= Ari Daniel Shapiro =

American journalist

Ari Daniel Shapiro is a freelance science journalist based in Boston, Massachusetts. Shapiro is a science reporter for National Public Radio. He previously reported on a freelance basis for NPR, as well as Public Radio International, The New York Times, and Nova. He is a native of South Euclid, Ohio.

==Education==
- Ph.D. in biological oceanography from MIT and the Woods Hole Oceanographic Institution
- Boston College, 2001
- Charles F. Brush High School, 1997

In college, Shapiro was a summer intern at Woods Hole Oceanographic Institution. He worked on a project with killer whales. He later got a master's degree from the University of St.
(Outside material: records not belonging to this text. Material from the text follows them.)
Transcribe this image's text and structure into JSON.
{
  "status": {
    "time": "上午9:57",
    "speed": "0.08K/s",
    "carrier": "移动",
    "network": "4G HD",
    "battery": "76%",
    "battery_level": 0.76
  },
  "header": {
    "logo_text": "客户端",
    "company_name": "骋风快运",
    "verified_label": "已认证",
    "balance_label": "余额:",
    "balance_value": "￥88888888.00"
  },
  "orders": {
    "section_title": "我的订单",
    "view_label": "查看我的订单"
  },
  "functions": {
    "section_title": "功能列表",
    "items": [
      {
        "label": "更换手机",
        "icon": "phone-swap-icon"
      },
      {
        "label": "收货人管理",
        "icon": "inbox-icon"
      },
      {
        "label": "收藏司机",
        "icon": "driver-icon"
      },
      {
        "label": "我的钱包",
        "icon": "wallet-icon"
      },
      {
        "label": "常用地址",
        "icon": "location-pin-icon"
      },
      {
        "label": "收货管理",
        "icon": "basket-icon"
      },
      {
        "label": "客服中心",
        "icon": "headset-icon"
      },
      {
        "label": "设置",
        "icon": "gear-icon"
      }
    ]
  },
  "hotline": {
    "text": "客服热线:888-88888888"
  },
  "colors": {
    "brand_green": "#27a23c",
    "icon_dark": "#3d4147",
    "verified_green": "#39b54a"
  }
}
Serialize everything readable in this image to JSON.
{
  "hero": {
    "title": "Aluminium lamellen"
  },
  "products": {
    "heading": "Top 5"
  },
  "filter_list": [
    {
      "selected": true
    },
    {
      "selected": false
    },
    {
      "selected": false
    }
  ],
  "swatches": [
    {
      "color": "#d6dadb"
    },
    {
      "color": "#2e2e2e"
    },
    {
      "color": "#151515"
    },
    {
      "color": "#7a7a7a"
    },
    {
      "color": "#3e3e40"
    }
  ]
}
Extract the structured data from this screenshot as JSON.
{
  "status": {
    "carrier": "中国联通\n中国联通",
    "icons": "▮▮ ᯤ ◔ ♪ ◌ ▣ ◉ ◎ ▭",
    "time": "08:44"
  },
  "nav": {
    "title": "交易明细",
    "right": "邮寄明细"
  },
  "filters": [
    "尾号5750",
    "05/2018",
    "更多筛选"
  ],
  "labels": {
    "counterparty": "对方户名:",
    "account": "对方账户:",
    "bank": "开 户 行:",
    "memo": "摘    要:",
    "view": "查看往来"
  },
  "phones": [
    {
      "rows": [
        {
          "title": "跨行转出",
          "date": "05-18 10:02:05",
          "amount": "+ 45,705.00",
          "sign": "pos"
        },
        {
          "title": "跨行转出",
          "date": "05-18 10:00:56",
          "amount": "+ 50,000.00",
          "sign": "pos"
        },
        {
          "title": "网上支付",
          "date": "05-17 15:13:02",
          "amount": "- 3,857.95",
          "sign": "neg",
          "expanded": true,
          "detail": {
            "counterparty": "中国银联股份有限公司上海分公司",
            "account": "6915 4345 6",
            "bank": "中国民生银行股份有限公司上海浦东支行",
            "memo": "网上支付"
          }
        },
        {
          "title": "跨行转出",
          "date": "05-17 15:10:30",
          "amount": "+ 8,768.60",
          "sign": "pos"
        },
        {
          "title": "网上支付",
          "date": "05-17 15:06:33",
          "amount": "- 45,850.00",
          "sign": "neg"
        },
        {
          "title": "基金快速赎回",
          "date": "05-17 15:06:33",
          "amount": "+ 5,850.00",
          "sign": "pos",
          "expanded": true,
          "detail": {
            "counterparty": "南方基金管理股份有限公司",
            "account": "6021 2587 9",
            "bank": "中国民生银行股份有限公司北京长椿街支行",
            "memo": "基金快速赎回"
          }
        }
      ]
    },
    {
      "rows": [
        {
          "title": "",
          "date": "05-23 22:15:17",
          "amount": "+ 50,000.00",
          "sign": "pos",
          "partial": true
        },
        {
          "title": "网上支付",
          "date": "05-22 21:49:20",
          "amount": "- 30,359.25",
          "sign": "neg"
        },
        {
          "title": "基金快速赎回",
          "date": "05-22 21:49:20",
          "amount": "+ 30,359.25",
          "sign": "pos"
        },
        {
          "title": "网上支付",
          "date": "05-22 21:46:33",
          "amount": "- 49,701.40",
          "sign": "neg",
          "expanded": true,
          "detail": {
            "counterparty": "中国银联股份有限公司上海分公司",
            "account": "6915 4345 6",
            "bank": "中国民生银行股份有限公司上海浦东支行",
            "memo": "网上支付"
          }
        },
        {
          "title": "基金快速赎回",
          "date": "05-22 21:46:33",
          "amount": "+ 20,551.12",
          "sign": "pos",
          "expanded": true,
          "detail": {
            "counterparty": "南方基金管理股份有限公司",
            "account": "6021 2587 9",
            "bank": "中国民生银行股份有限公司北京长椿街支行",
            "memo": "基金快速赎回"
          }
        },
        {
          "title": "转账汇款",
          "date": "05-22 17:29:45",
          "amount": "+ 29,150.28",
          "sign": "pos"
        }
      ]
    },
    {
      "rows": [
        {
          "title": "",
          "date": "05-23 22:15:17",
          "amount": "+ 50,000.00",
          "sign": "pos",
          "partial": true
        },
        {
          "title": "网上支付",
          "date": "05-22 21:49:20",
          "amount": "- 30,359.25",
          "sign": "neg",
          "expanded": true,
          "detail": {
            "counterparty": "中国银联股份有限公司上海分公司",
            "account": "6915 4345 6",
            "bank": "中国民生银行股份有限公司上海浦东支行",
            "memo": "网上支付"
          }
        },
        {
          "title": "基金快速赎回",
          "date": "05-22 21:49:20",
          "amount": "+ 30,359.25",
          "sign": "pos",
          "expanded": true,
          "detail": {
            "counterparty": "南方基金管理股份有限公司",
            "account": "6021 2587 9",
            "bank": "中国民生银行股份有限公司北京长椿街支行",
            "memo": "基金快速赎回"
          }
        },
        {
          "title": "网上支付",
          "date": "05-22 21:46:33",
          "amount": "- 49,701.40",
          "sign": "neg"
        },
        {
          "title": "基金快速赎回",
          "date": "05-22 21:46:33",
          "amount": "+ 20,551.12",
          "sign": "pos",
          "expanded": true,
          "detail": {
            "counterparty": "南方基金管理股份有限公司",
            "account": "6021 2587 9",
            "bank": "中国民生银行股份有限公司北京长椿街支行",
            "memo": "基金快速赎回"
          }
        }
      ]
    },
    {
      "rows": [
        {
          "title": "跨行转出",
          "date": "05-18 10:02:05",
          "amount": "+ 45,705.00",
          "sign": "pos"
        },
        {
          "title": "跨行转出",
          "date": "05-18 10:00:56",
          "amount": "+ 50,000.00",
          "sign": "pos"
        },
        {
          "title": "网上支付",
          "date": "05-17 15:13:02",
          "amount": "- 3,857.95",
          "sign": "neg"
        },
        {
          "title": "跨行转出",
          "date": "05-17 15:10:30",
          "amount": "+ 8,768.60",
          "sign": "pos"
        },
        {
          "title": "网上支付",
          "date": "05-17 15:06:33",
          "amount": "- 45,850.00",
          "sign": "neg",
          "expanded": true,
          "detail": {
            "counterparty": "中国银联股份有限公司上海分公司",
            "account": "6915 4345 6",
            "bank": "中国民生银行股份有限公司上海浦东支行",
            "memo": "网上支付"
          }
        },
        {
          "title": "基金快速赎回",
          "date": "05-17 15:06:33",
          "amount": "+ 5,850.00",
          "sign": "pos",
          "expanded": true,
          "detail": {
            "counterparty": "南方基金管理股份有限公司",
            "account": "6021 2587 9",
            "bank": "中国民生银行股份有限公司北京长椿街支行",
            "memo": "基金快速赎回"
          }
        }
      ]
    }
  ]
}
Andrews in Scotland, where he studied grey seal pups.

== Career ==
In addition to his work as a reporter, Shapiro is a Senior Producer for The Story Collider, a live storytelling show. He says that he works to achieve greater science literacy for his listeners, telling Nieman Storyboard, "That’s why I don’t like to think about dumbing something down. I think people can handle complexity. Because I think people are curious beings somewhere inside."

Upon joining NPR in 2023, Shapiro changed his air name to Ari Daniel, to avoid confusion with "All Things Considered" host Ari Shapiro.